Show them that you mean it

Are you a yogini? A yogi? The type of person who does yoga most days a week? Everywhere you go?

When this image was snapped I lived on the road more than I lived at home. The yoga mat went with me everywhere. More importantly, I used it every day. Even in tiny hotel spaces flanked by an open closet and the bathroom door.

Now I don’t. I’m no longer yoga active. I’m a sometime yoga-er. My daily physical exertion choices have morphed. I pool walk. I swim. I pole walk. (With limbs cut from trees.) I sometimes bike. I sometimes do spurts on a pilates machine. Yoga, not so much anymore. It’s a sometimes thing.

If your dream is to become an attorney, a coder, an indie biz owner, a chef, an accountant, a doctor, a plumber, a wood worker — good — people will support you.

A writer? A cartoonist? An artist?

Not so much.


Because they love you.

Because they believe it’s a freakish odds lottery of talent, persistence and connections — that also requires a mega blast of good fortune.

In short, it’s far fetched.

Most people who don’t live in a city dominated by the creative class don’t know successful creatives. They don’t know people making a decent living from their art or writing or cartooning or humor or music.

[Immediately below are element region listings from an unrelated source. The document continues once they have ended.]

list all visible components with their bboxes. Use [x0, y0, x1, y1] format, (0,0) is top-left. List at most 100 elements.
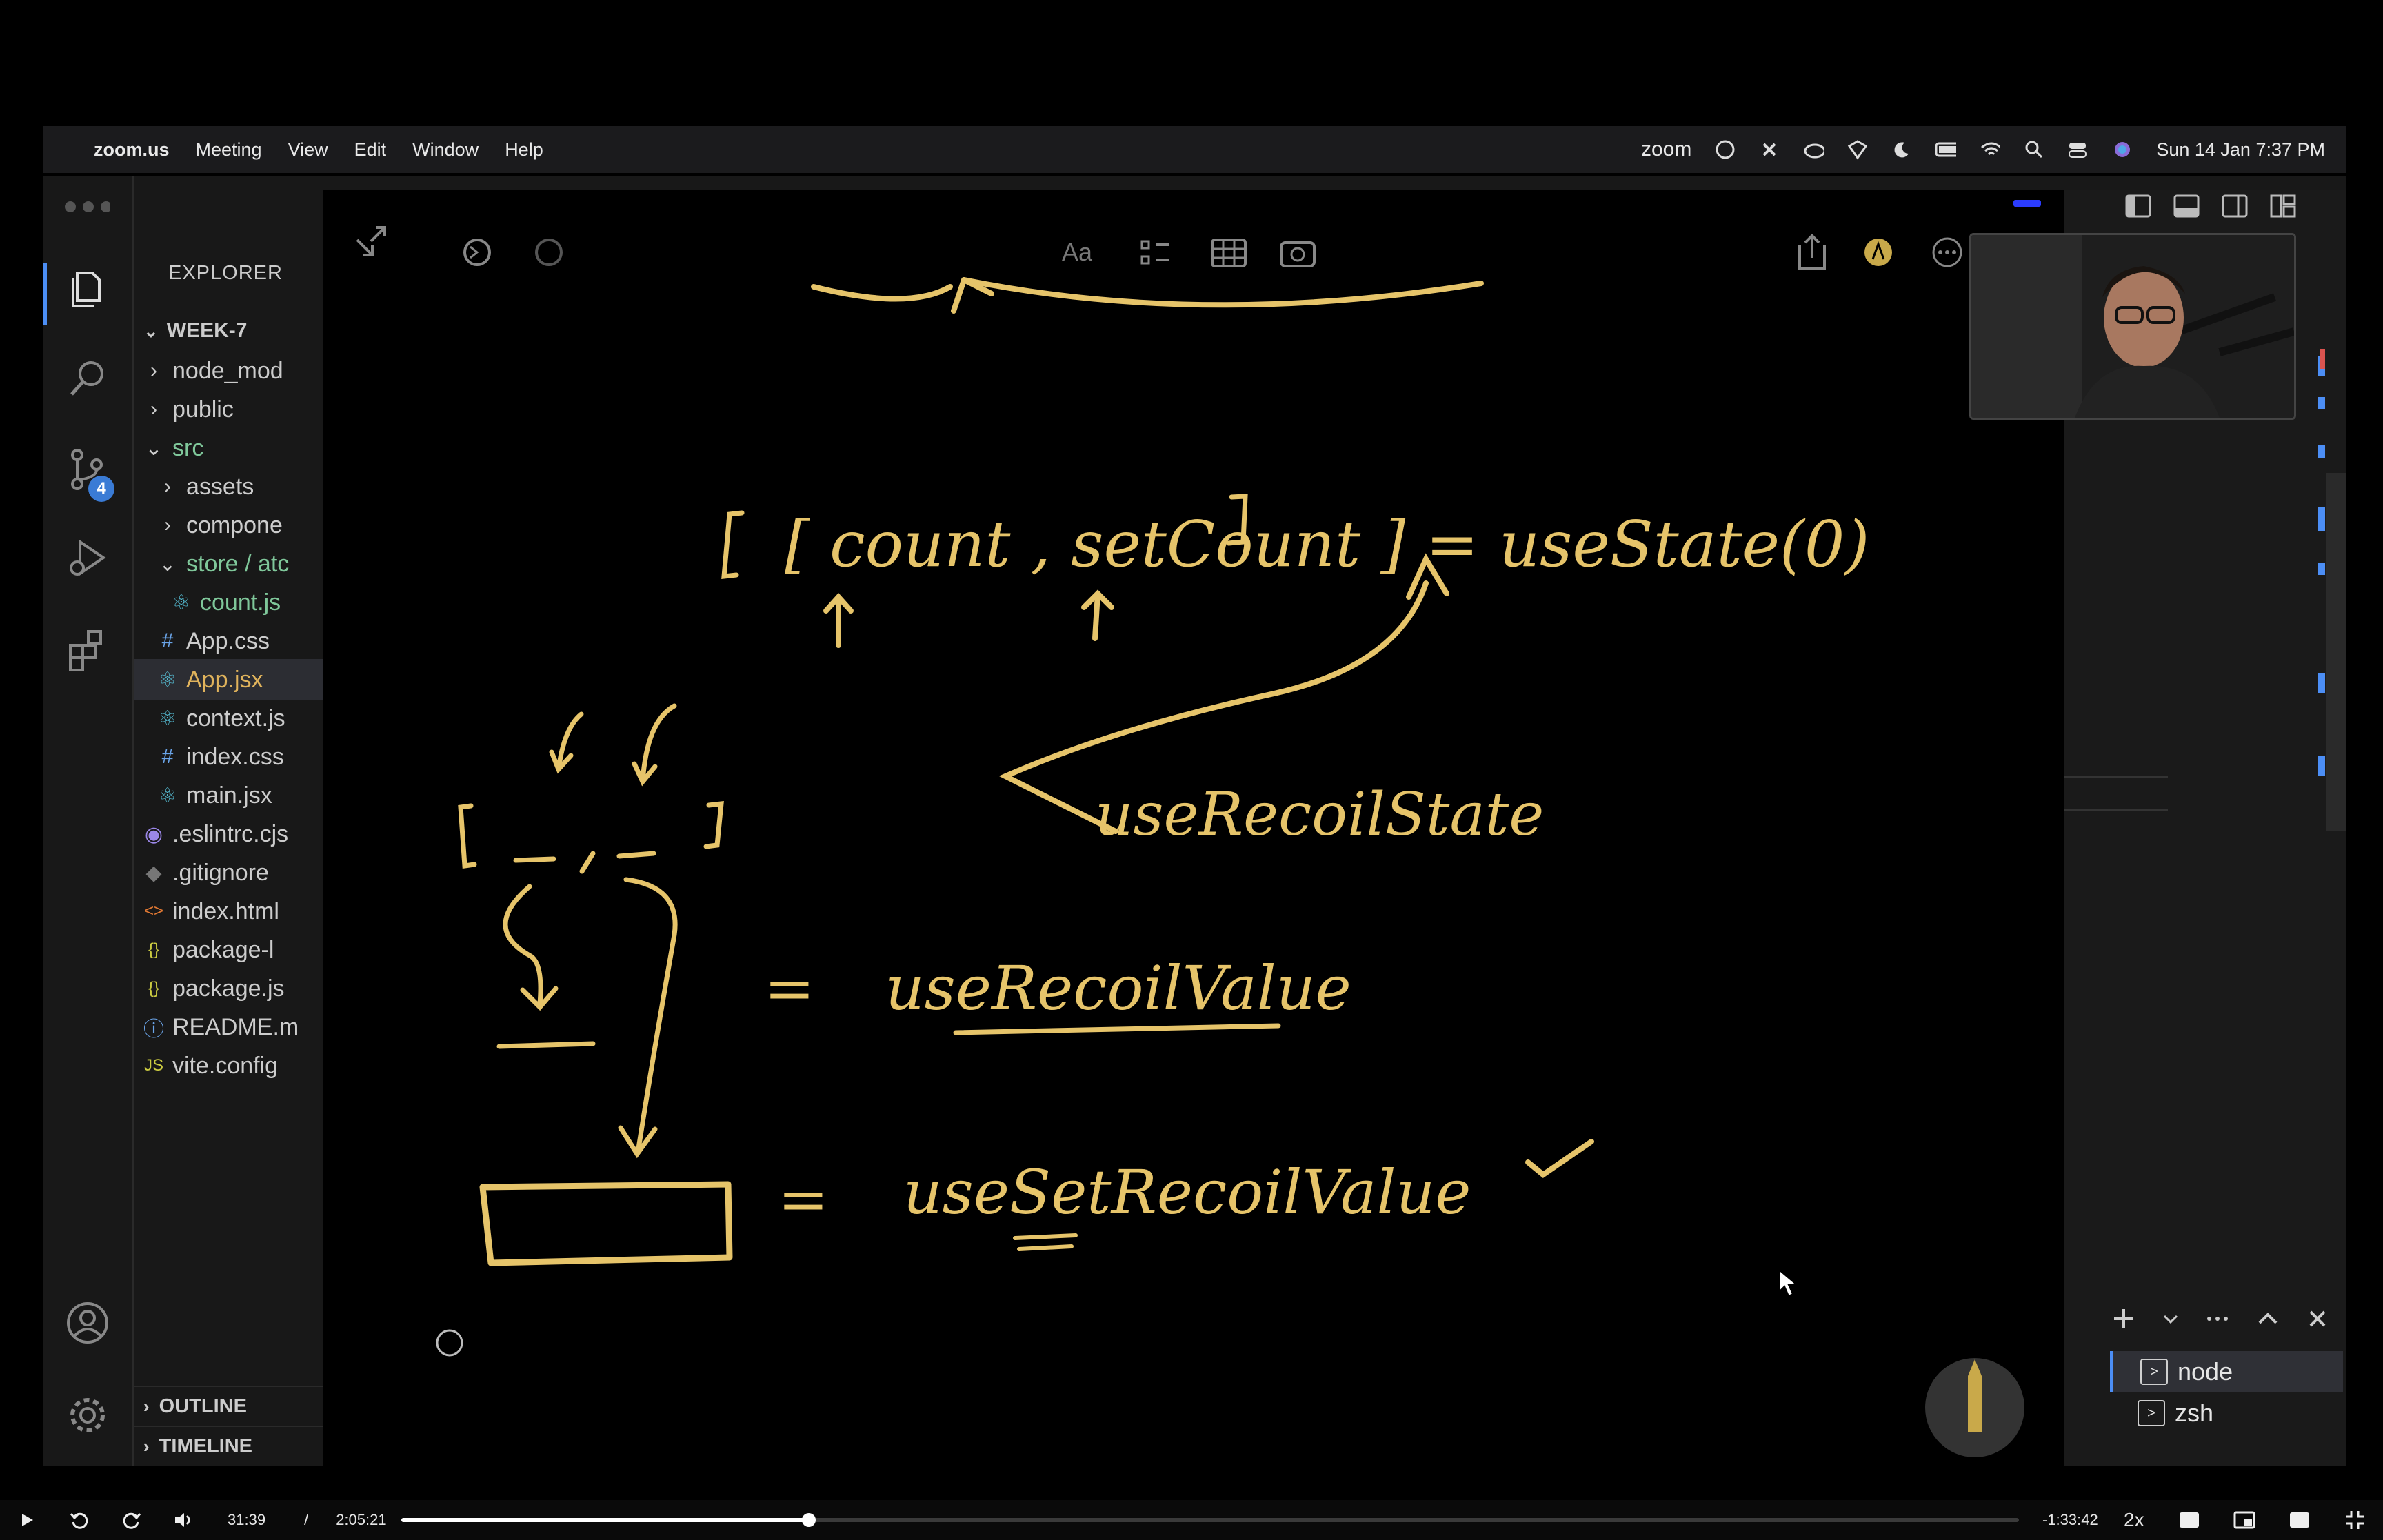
time-separator: /	[304, 1511, 309, 1528]
curly-arrows	[549, 703, 677, 787]
checklist-icon[interactable]	[1140, 240, 1169, 265]
split-arrows	[496, 877, 678, 1159]
undo-icon[interactable]	[463, 239, 491, 266]
html-file-icon: <>	[143, 902, 164, 920]
more-options-icon[interactable]	[1932, 237, 1962, 267]
toggle-secondary-sidebar-icon[interactable]	[2220, 192, 2249, 221]
siri-icon[interactable]	[2112, 139, 2133, 160]
menu-edit[interactable]: Edit	[354, 139, 387, 161]
chevron-right-icon: ›	[150, 398, 157, 421]
menu-view[interactable]: View	[288, 139, 328, 161]
exit-fullscreen-icon[interactable]	[2339, 1504, 2371, 1536]
menu-meeting[interactable]: Meeting	[196, 139, 262, 161]
explorer-files-icon[interactable]	[65, 266, 110, 312]
terminal-toolbar	[2110, 1303, 2331, 1335]
customize-layout-icon[interactable]	[2269, 192, 2297, 221]
explorer-item-label: store / atc	[186, 550, 290, 577]
more-actions-icon[interactable]	[2204, 1305, 2231, 1333]
app-menu[interactable]: zoom.us	[94, 139, 170, 161]
search-icon[interactable]	[2024, 139, 2044, 160]
json-file-icon: {}	[148, 979, 160, 997]
explorer-item-label: index.css	[186, 743, 284, 770]
vpn-icon[interactable]	[1847, 139, 1868, 160]
menu-help[interactable]: Help	[505, 139, 543, 161]
battery-icon[interactable]	[1935, 139, 1957, 160]
traffic-lights-icon[interactable]	[65, 192, 110, 237]
close-panel-icon[interactable]	[2304, 1305, 2331, 1333]
recording-indicator	[2013, 200, 2041, 207]
share-icon[interactable]	[1798, 234, 1826, 270]
progress-fill	[401, 1518, 810, 1522]
cloud-icon[interactable]	[1803, 139, 1824, 160]
react-file-icon: ⚛	[158, 784, 177, 807]
outline-label: OUTLINE	[159, 1395, 247, 1417]
progress-bar[interactable]	[401, 1513, 2019, 1527]
search-icon[interactable]	[65, 356, 110, 401]
whiteboard-canvas[interactable]: Aa [ count , setCount ] = useState(0) us…	[323, 190, 2064, 1466]
markup-pen-icon[interactable]	[1864, 239, 1892, 266]
picture-in-picture-icon[interactable]	[2229, 1504, 2260, 1536]
terminal-zsh[interactable]: > zsh	[2110, 1392, 2343, 1434]
volume-icon[interactable]	[168, 1504, 200, 1536]
wifi-icon[interactable]	[1980, 139, 2001, 160]
clock-label[interactable]: Sun 14 Jan 7:37 PM	[2156, 139, 2325, 161]
git-file-icon: ◆	[145, 861, 162, 884]
rewind-icon[interactable]	[63, 1504, 95, 1536]
json-file-icon: {}	[148, 940, 160, 959]
captions-icon[interactable]	[2173, 1504, 2205, 1536]
run-debug-icon[interactable]	[65, 535, 110, 580]
text-format-button[interactable]: Aa	[1062, 238, 1093, 266]
css-file-icon: #	[161, 745, 174, 768]
screen-share-icon[interactable]	[1715, 139, 1736, 160]
terminal-node[interactable]: > node	[2110, 1351, 2343, 1392]
whiteboard-drawing: Aa [ count , setCount ] = useState(0) us…	[356, 226, 2024, 1457]
lasso-tool-icon[interactable]	[436, 1329, 463, 1357]
chevron-right-icon: ›	[164, 475, 171, 498]
redo-icon[interactable]	[535, 239, 563, 266]
timeline-label: TIMELINE	[159, 1435, 253, 1457]
terminal-tabs: > node > zsh	[2110, 1351, 2343, 1434]
camera-icon[interactable]	[1280, 241, 1316, 267]
pencil-tool-icon[interactable]	[1925, 1358, 2024, 1457]
total-time: 2:05:21	[336, 1511, 387, 1528]
close-x-icon[interactable]	[1759, 139, 1780, 160]
settings-gear-icon[interactable]	[65, 1392, 110, 1438]
explorer-item-label: vite.config	[172, 1052, 279, 1079]
chevron-right-icon: ›	[143, 1395, 150, 1417]
extensions-icon[interactable]	[65, 627, 110, 673]
moon-icon[interactable]	[1891, 139, 1912, 160]
underline-recoil-value	[953, 1023, 1281, 1035]
hd-icon[interactable]	[2284, 1504, 2315, 1536]
toggle-panel-icon[interactable]	[2172, 192, 2201, 221]
play-icon[interactable]	[11, 1504, 43, 1536]
react-file-icon: ⚛	[172, 591, 191, 614]
explorer-item-label: index.html	[172, 898, 279, 924]
playback-speed[interactable]: 2x	[2124, 1509, 2144, 1531]
equals-sign-2: =	[778, 1164, 829, 1235]
explorer-item-label: package-l	[172, 936, 274, 963]
eslint-file-icon: ◉	[144, 822, 163, 846]
forward-icon[interactable]	[116, 1504, 148, 1536]
setter-box-sketch	[479, 1181, 733, 1266]
collapse-icon[interactable]	[356, 226, 386, 256]
webcam-video[interactable]	[1969, 233, 2296, 420]
zoom-status-label[interactable]: zoom	[1641, 138, 1691, 161]
control-center-icon[interactable]	[2068, 139, 2089, 160]
account-icon[interactable]	[65, 1300, 110, 1346]
terminal-zsh-label: zsh	[2175, 1399, 2214, 1427]
menu-window[interactable]: Window	[412, 139, 479, 161]
chevron-down-icon[interactable]	[2160, 1305, 2180, 1333]
table-icon[interactable]	[1211, 239, 1247, 267]
presenter-video-frame	[1971, 235, 2294, 418]
underline-set	[1013, 1233, 1078, 1251]
info-file-icon: ⓘ	[143, 1018, 164, 1041]
explorer-item-label: src	[172, 434, 204, 461]
css-file-icon: #	[161, 629, 174, 652]
explorer-item-label: .gitignore	[172, 859, 269, 886]
root-folder-label: WEEK-7	[166, 319, 248, 342]
new-terminal-icon[interactable]	[2110, 1305, 2137, 1333]
maximize-panel-icon[interactable]	[2254, 1305, 2281, 1333]
toggle-sidebar-icon[interactable]	[2124, 192, 2153, 221]
layout-controls	[2124, 192, 2297, 226]
chevron-right-icon: ›	[164, 514, 171, 536]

My own Dad was dismissive of the creative life:

“The sooner you quit this writing/creativity crap the sooner you’ll be successful.”

That’s love.

I’m only being partly sarcastic. The non-sarcastic part took decades to acquire.

Because it’s also truth for most people. We all default to what is known. The easy paths are the well-trod paths. Banker, baker . . . (but no longer candlestick maker).

If you’re going to pursue your creative dream you need to push past the resistance of well-meaning people — those who care for you most. They want you to be successful in the most effective ways possible. The known ways.

How do you do this? How do you push past cultural resistance?

You show them that you mean it.

If you’re going to make yoga your living, you do it everyday. Unapologetically.

If you’re going to make tattoing your thing, you do it. In every small way you can.

You push past the love and care and mental constraints of others by doing it every day.

Show yourself you mean it.

And do it so consistently that you show others you mean it too.

Over time you become the town oddity, the one always sketching. Or the one always jotting ideas in a notebook that you carry with you all the time.

Show them that you mean it.

It’s how it works for life too. You know, the universe. You do it until life relents and opens the way for you.

Decades later people who care for you will say, “Yeah, she was always doodling.”

They will tell fond stories of you doing your creative thing when others were on the playground or at the mall or hanging out.

You will be the one people point to when some young spud speaks up, wanting a different kind of life.

They’ll say, “Why not?”

They’ll point to you and say, “Why don’t you ask him how he did it?”